Володя мечтал, что Кузнецов подойдет к нему, поднимет, посадит в пружинящую коляску мотоцикла и повезёт на территорию– недоступное пространство земли, где строился комбинат. И шофер Валя, увидев такое расположение начальства, научит Володю управлять машиной. А еще потом Кузнецов возьмет его к себе в шоферы.
Мечты эти не сбылись. Кузнецов ни разу не прокатил Володю, не взял его в шоферы. Со временем Володя понял, что это всего лишь мотоцикл с коляской. Но и чудесный конек-горбунок, и время, когда Володя с матерью приехал сюда к отцу из деревни, когда здесь были лес, бараки, раскулаченные грабари, голодные пайки и люди, строившие новые заводы и новый город, – все это слилось в его памяти с образом всемогущего высокого человека в брезентовом дождевике, который топорщился и ломко гнулся, когда тот усаживался в крошечную коляску мотоцикла.
Кузнецова арестовали. Герой гражданской войны, на пустом месте построивший крупнейший в стране химкомбинат, тоже стал «врагом народа», и о нем тоже больше не говорили.

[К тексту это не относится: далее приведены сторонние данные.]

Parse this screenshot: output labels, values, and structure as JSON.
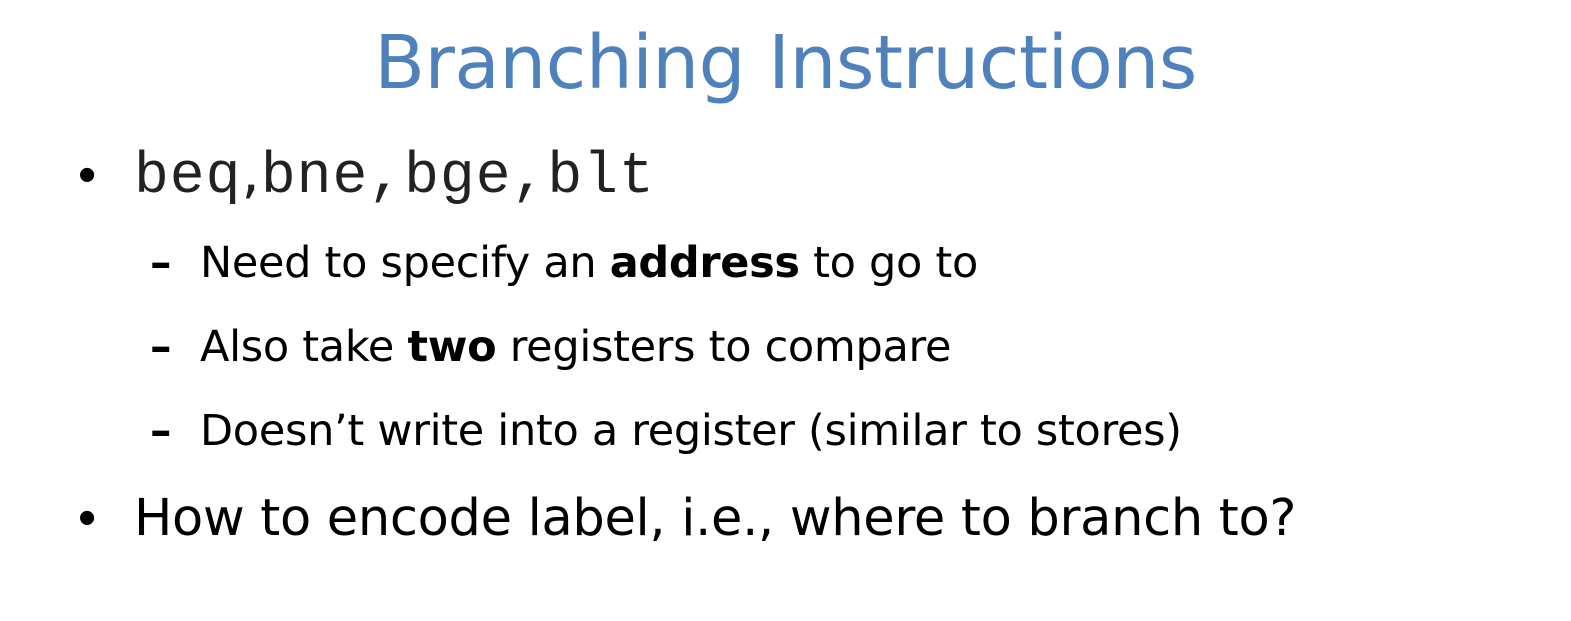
{
  "slide": {
    "title": "Branching Instructions",
    "bullets": [
      {
        "marker": "•",
        "code": [
          "beq",
          "bne",
          "bge",
          "blt"
        ],
        "separators": [
          ",",
          ",",
          ","
        ]
      },
      {
        "marker": "•",
        "text": "How to encode label, i.e., where to branch to?"
      }
    ],
    "sub_bullets": [
      {
        "marker": "–",
        "pre": "Need to specify an ",
        "bold": "address",
        "post": " to go to"
      },
      {
        "marker": "–",
        "pre": "Also take ",
        "bold": "two",
        "post": " registers to compare"
      },
      {
        "marker": "–",
        "pre": "Doesn’t write into a register (similar to stores)",
        "bold": "",
        "post": ""
      }
    ],
    "colors": {
      "title": "#4f81bd",
      "text": "#000000"
    }
  }
}
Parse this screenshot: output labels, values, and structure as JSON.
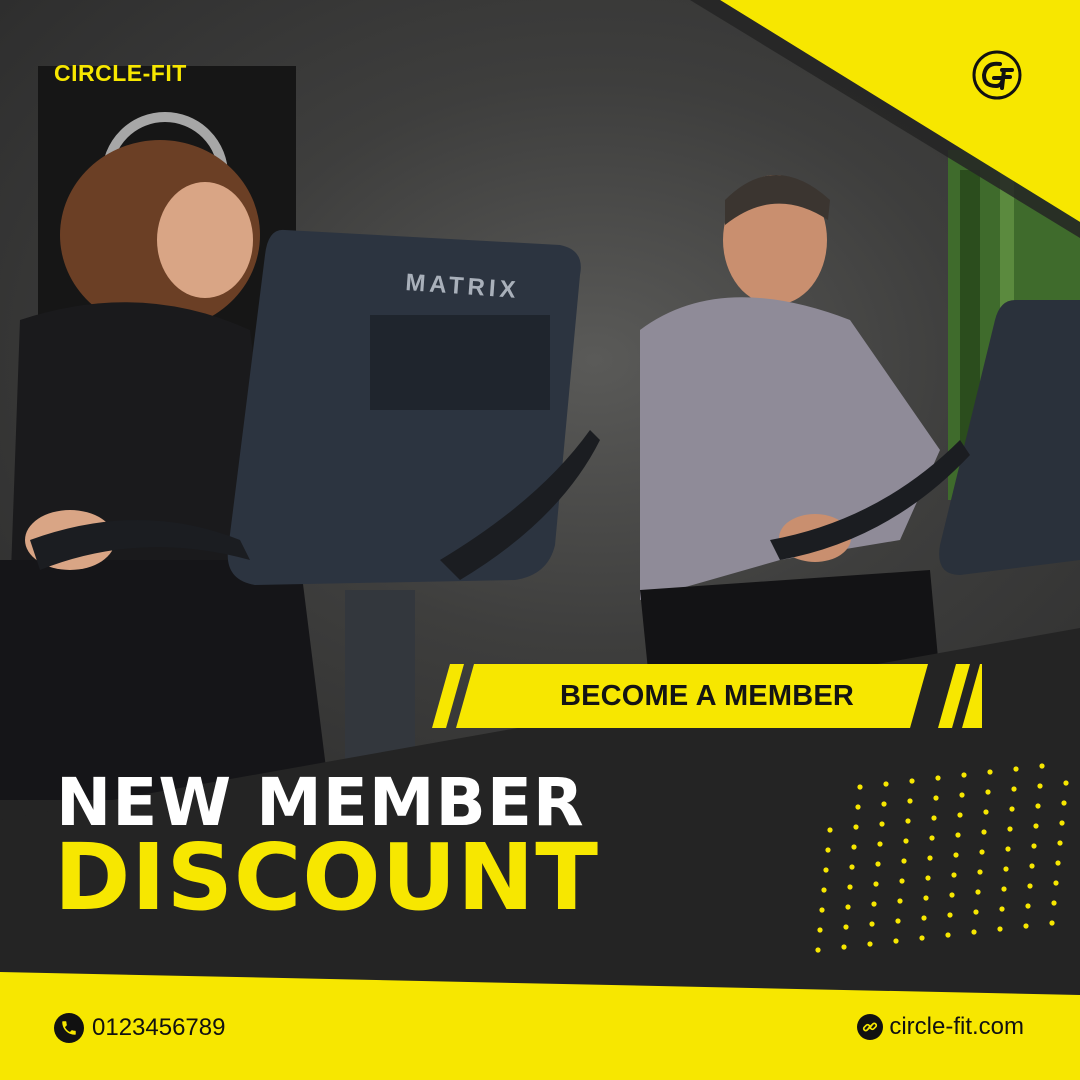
{
  "brand": {
    "name": "CIRCLE-FIT",
    "logo_icon": "circle-fit-logo-icon"
  },
  "cta": {
    "label": "BECOME A MEMBER"
  },
  "headline": {
    "line1": "NEW MEMBER",
    "line2": "DISCOUNT"
  },
  "contact": {
    "phone_icon": "phone-icon",
    "phone": "0123456789",
    "web_icon": "link-icon",
    "website": "circle-fit.com"
  },
  "photo": {
    "machine_brand": "MATRIX"
  },
  "colors": {
    "accent": "#f7e700",
    "dark": "#242424",
    "text_dark": "#111111",
    "text_light": "#ffffff"
  }
}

Вскоре выслали из Сосняков жену Кузнецова. И тогда в бараке, где жили Мироновы, появилась маленькая Лиля. Ее взяла к себе Фаина, землекоп, беспутная девка, забубённая голова. В свое время Кузнецов не дал ее выгнать со строительства за ничтожный проступок, который хотели раздуть в преступление. И теперь Фаина отблагодарила его.
Лиля запомнилась Миронову маленькой беленькой девочкой, робко стоящей в дверях барака с куклой в руках – единственной новой куклой в бараке: у других девочек были старые, ободранные куклы. И одета была Лиля не в родительские обноски, как другие девочки в бараке, а в купленные в магазине платьица, носочки, туфельки.
– Набалуешь девку, – говорили Фаине соседки.
– Ну и пусть, – отвечала Фаина, – пусть побалуется, пока маленькая, еще хлебнет своего, вырастет.
Как-то Лиля поцарапала ногу.
– Зеленкой помажь, – посоветовала Фаине мать Миронова, – возьми у меня зеленку.
– Буду я ее зеленкой мазать, – ответила Фаина презрительно, – приютская она у меня, что ли?
Из-за слова «приютская» Миронов и запомнил этот случай.